The most abundant natural resource in the Caribbean region is the sun.
The Sun and Earth
The Sun is the primary source of energy for the Earth, because almost all forms of energy are directly or indirectly obtained from the sun. It provides warmth for the planet, drives the hydrologic cycle, and makes life on Earth possible. The sun’s heat can be used directly to generate electricity, heat water, for solar cooling and to naturally heat and light buildings or homes. The heat from the sun creates temperature differences throughout the Earth which causes movement of air also known as Wind. The energy in the wind is harnessed to generate electricity using wind turbines. These winds along with the heat from the sun, evaporates water from the Earth’s surface. This evaporated water then returns as rain or snow and flows downhill through rivers and its energy is used to produce hydroelectric power. The sunlight and the water from rain cause plants to grow. Organic matter that make up these plants is known as biomass. Biomass can be used to generate electricity, to make transportation fuels and even chemicals. The use of biomass in this way is called bioenergy.

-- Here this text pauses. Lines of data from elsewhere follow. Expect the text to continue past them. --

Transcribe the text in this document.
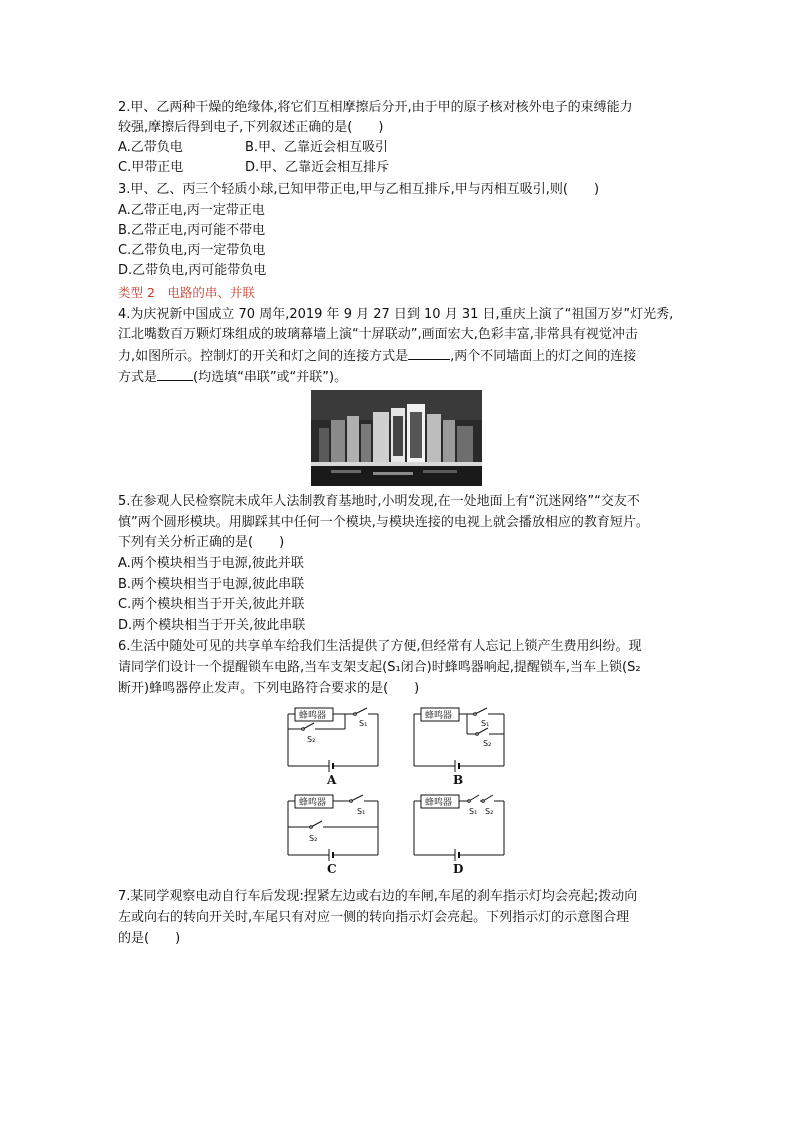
2.甲、乙两种干燥的绝缘体,将它们互相摩擦后分开,由于甲的原子核对核外电子的束缚能力
较强,摩擦后得到电子,下列叙述正确的是(　　)
A.乙带负电	B.甲、乙靠近会相互吸引
C.甲带正电	D.甲、乙靠近会相互排斥
3.甲、乙、丙三个轻质小球,已知甲带正电,甲与乙相互排斥,甲与丙相互吸引,则(　　)
A.乙带正电,丙一定带正电
B.乙带正电,丙可能不带电
C.乙带负电,丙一定带负电
D.乙带负电,丙可能带负电
类型 2　电路的串、并联
4.为庆祝新中国成立 70 周年,2019 年 9 月 27 日到 10 月 31 日,重庆上演了“祖国万岁”灯光秀,
江北嘴数百万颗灯珠组成的玻璃幕墙上演“十屏联动”,画面宏大,色彩丰富,非常具有视觉冲击
力,如图所示。控制灯的开关和灯之间的连接方式是	,两个不同墙面上的灯之间的连接
方式是	(均选填“串联”或“并联”)。
5.在参观人民检察院未成年人法制教育基地时,小明发现,在一处地面上有“沉迷网络”“交友不
慎”两个圆形模块。用脚踩其中任何一个模块,与模块连接的电视上就会播放相应的教育短片。
下列有关分析正确的是(　　)
A.两个模块相当于电源,彼此并联
B.两个模块相当于电源,彼此串联
C.两个模块相当于开关,彼此并联
D.两个模块相当于开关,彼此串联
6.生活中随处可见的共享单车给我们生活提供了方便,但经常有人忘记上锁产生费用纠纷。现
请同学们设计一个提醒锁车电路,当车支架支起(S₁闭合)时蜂鸣器响起,提醒锁车,当车上锁(S₂
断开)蜂鸣器停止发声。下列电路符合要求的是(　　)
蜂鸣器
S₁
S₂
A
蜂鸣器
S₁
S₂
B
蜂鸣器
S₁
S₂
C
蜂鸣器
S₁ S₂
D
7.某同学观察电动自行车后发现:捏紧左边或右边的车闸,车尾的刹车指示灯均会亮起;拨动向
左或向右的转向开关时,车尾只有对应一侧的转向指示灯会亮起。下列指示灯的示意图合理
的是(　　)
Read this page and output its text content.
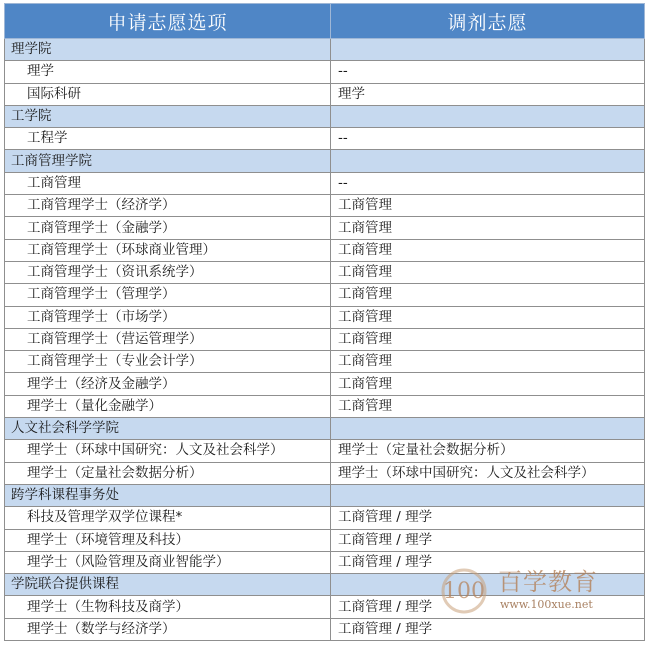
申请志愿选项	调剂志愿
理学院	
理学	--
国际科研	理学
工学院	
工程学	--
工商管理学院	
工商管理	--
工商管理学士（经济学）	工商管理
工商管理学士（金融学）	工商管理
工商管理学士（环球商业管理）	工商管理
工商管理学士（资讯系统学）	工商管理
工商管理学士（管理学）	工商管理
工商管理学士（市场学）	工商管理
工商管理学士（营运管理学）	工商管理
工商管理学士（专业会计学）	工商管理
理学士（经济及金融学）	工商管理
理学士（量化金融学）	工商管理
人文社会科学学院	
理学士（环球中国研究：人文及社会科学）	理学士（定量社会数据分析）
理学士（定量社会数据分析）	理学士（环球中国研究：人文及社会科学）
跨学科课程事务处	
科技及管理学双学位课程*	工商管理 / 理学
理学士（环境管理及科技）	工商管理 / 理学
理学士（风险管理及商业智能学）	工商管理 / 理学
学院联合提供课程	
理学士（生物科技及商学）	工商管理 / 理学
理学士（数学与经济学）	工商管理 / 理学
100 百学教育
www.100xue.net
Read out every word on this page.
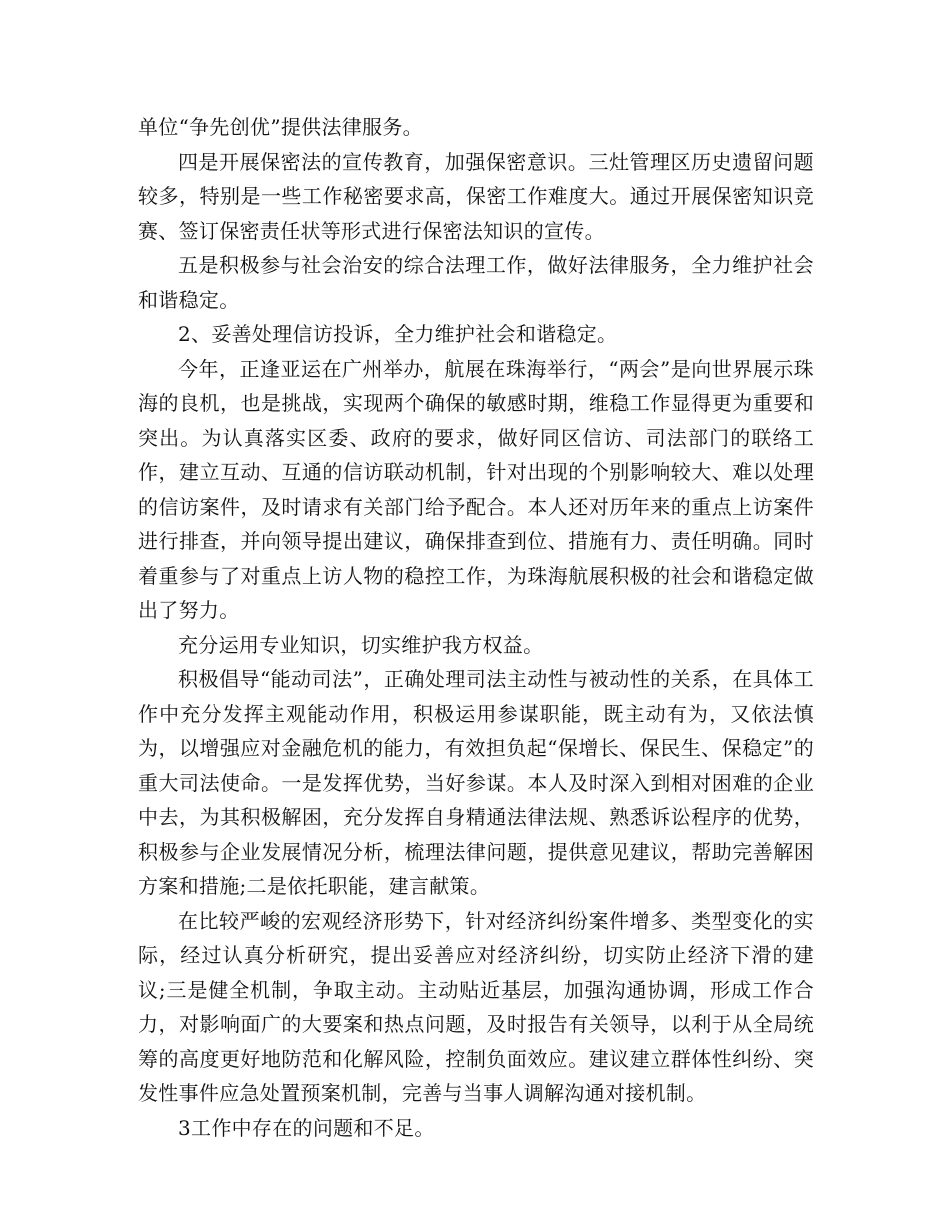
单位“争先创优”提供法律服务。

四是开展保密法的宣传教育，加强保密意识。三灶管理区历史遗留问题较多，特别是一些工作秘密要求高，保密工作难度大。通过开展保密知识竞赛、签订保密责任状等形式进行保密法知识的宣传。

五是积极参与社会治安的综合法理工作，做好法律服务，全力维护社会和谐稳定。

2、妥善处理信访投诉，全力维护社会和谐稳定。

今年，正逢亚运在广州举办，航展在珠海举行，“两会”是向世界展示珠海的良机，也是挑战，实现两个确保的敏感时期，维稳工作显得更为重要和突出。为认真落实区委、政府的要求，做好同区信访、司法部门的联络工作，建立互动、互通的信访联动机制，针对出现的个别影响较大、难以处理的信访案件，及时请求有关部门给予配合。本人还对历年来的重点上访案件进行排查，并向领导提出建议，确保排查到位、措施有力、责任明确。同时着重参与了对重点上访人物的稳控工作，为珠海航展积极的社会和谐稳定做出了努力。

充分运用专业知识，切实维护我方权益。

积极倡导“能动司法”，正确处理司法主动性与被动性的关系，在具体工作中充分发挥主观能动作用，积极运用参谋职能，既主动有为，又依法慎为，以增强应对金融危机的能力，有效担负起“保增长、保民生、保稳定”的重大司法使命。一是发挥优势，当好参谋。本人及时深入到相对困难的企业中去，为其积极解困，充分发挥自身精通法律法规、熟悉诉讼程序的优势，积极参与企业发展情况分析，梳理法律问题，提供意见建议，帮助完善解困方案和措施;二是依托职能，建言献策。

在比较严峻的宏观经济形势下，针对经济纠纷案件增多、类型变化的实际，经过认真分析研究，提出妥善应对经济纠纷，切实防止经济下滑的建议;三是健全机制，争取主动。主动贴近基层，加强沟通协调，形成工作合力，对影响面广的大要案和热点问题，及时报告有关领导，以利于从全局统筹的高度更好地防范和化解风险，控制负面效应。建议建立群体性纠纷、突发性事件应急处置预案机制，完善与当事人调解沟通对接机制。

3工作中存在的问题和不足。
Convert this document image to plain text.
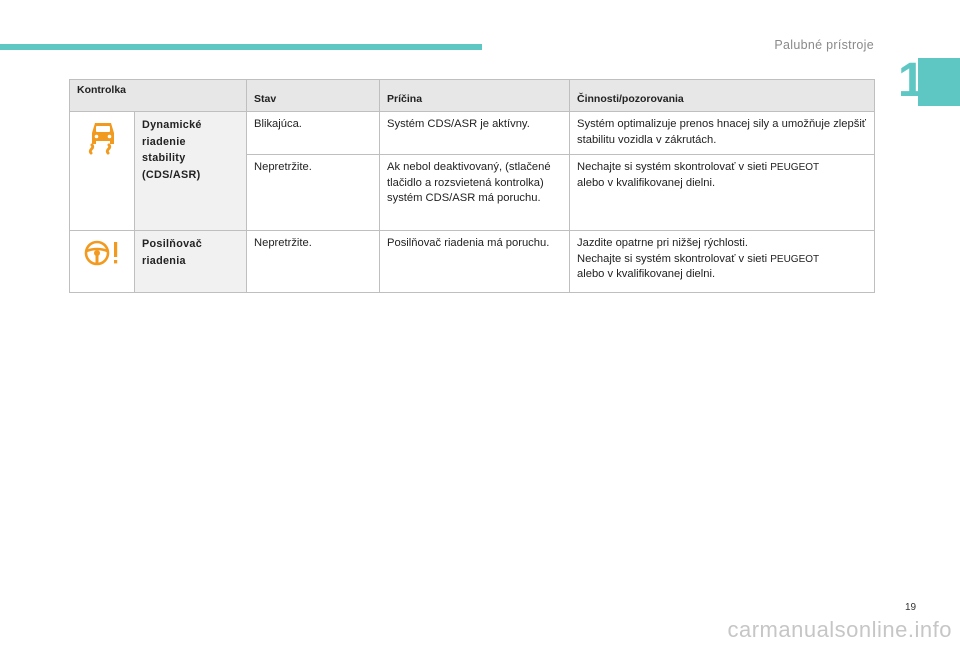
Palubné prístroje
1
Kontrolka		Stav	Príčina	Činnosti/pozorovania
	Dynamické
riadenie
stability
(CDS/ASR)	Blikajúca.	Systém CDS/ASR je aktívny.	Systém optimalizuje prenos hnacej sily a umožňuje zlepšiť stabilitu vozidla v zákrutách.
		Nepretržite.	Ak nebol deaktivovaný, (stlačené tlačidlo a rozsvietená kontrolka) systém CDS/ASR má poruchu.	Nechajte si systém skontrolovať v sieti PEUGEOT
alebo v kvalifikovanej dielni.
	Posilňovač
riadenia	Nepretržite.	Posilňovač riadenia má poruchu.	Jazdite opatrne pri nižšej rýchlosti.
Nechajte si systém skontrolovať v sieti PEUGEOT
alebo v kvalifikovanej dielni.
19
carmanualsonline.info
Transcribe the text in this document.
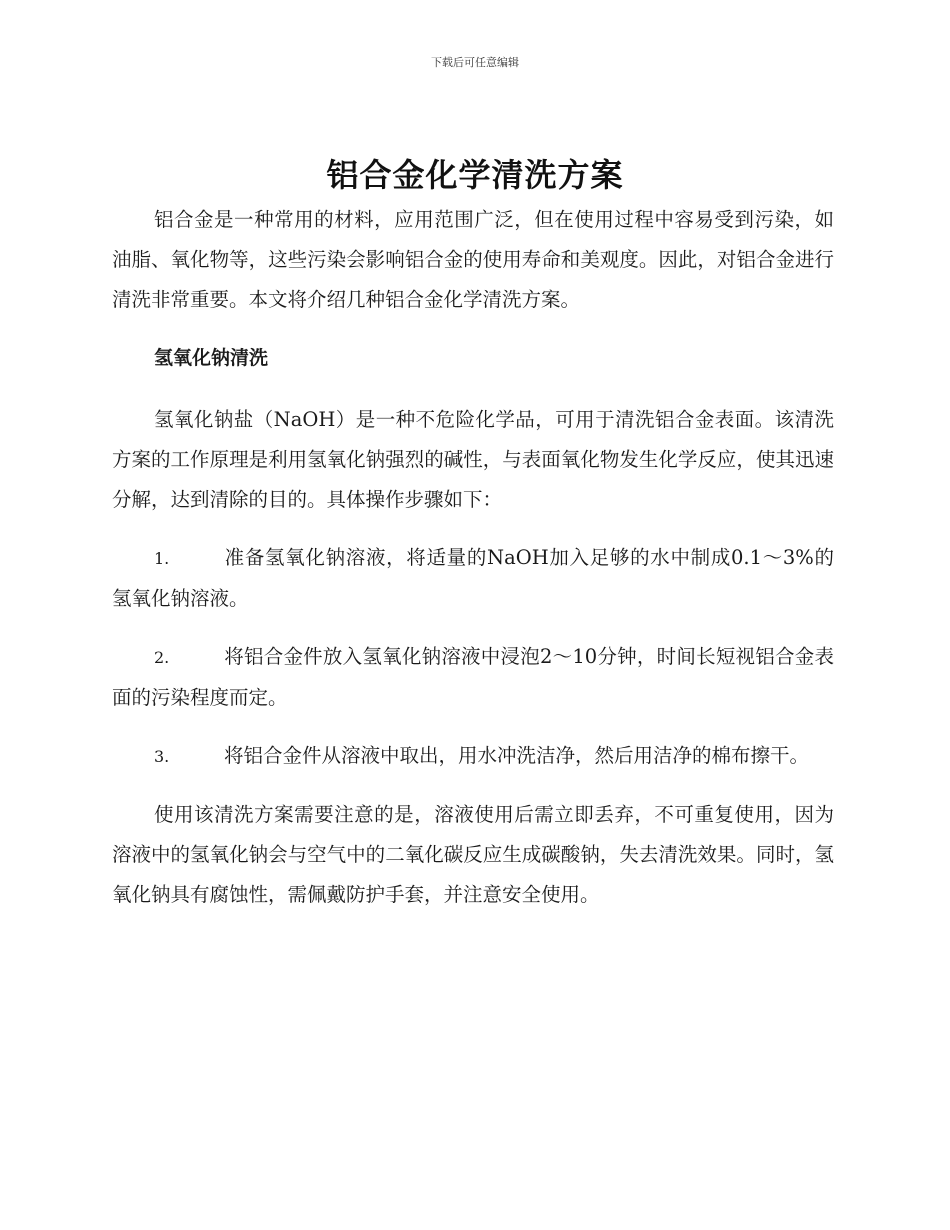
下载后可任意编辑
铝合金化学清洗方案

铝合金是一种常用的材料，应用范围广泛，但在使用过程中容易受到污染，如油脂、氧化物等，这些污染会影响铝合金的使用寿命和美观度。因此，对铝合金进行清洗非常重要。本文将介绍几种铝合金化学清洗方案。

氢氧化钠清洗

氢氧化钠盐（NaOH）是一种不危险化学品，可用于清洗铝合金表面。该清洗方案的工作原理是利用氢氧化钠强烈的碱性，与表面氧化物发生化学反应，使其迅速分解，达到清除的目的。具体操作步骤如下：

1.	准备氢氧化钠溶液，将适量的NaOH加入足够的水中制成0.1～3%的氢氧化钠溶液。

2.	将铝合金件放入氢氧化钠溶液中浸泡2～10分钟，时间长短视铝合金表面的污染程度而定。

3.	将铝合金件从溶液中取出，用水冲洗洁净，然后用洁净的棉布擦干。

使用该清洗方案需要注意的是，溶液使用后需立即丢弃，不可重复使用，因为溶液中的氢氧化钠会与空气中的二氧化碳反应生成碳酸钠，失去清洗效果。同时，氢氧化钠具有腐蚀性，需佩戴防护手套，并注意安全使用。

Animation of wind turbines
Solar power, wind power, hydro-electric power and bioenergy all in some way need the sun in order to exist. In the Caribbean, however, not all renewable sources come by means of the sun. Geothermal energy harnesses the heat energy in the Earth’s subsurface to generate electricity and also for heating or cooling. Trinidad and Tobago does not have the geothermal potential compared to the likes of fellow Caribbean islands such as St. Vincent and the Grenadines, St. Lucia, Montserrat or Guadeloupe.
Renewable and Non-Renewable Sources
Trinidad and Tobago and by extension, the Caribbean, has both non-renewable and in particular, renewable sources of energy at its disposal. The importance of preventing rising sea levels caused by global warming in the Caribbean is being noticed every year and one can only hope that we don’t wait till it’s too late.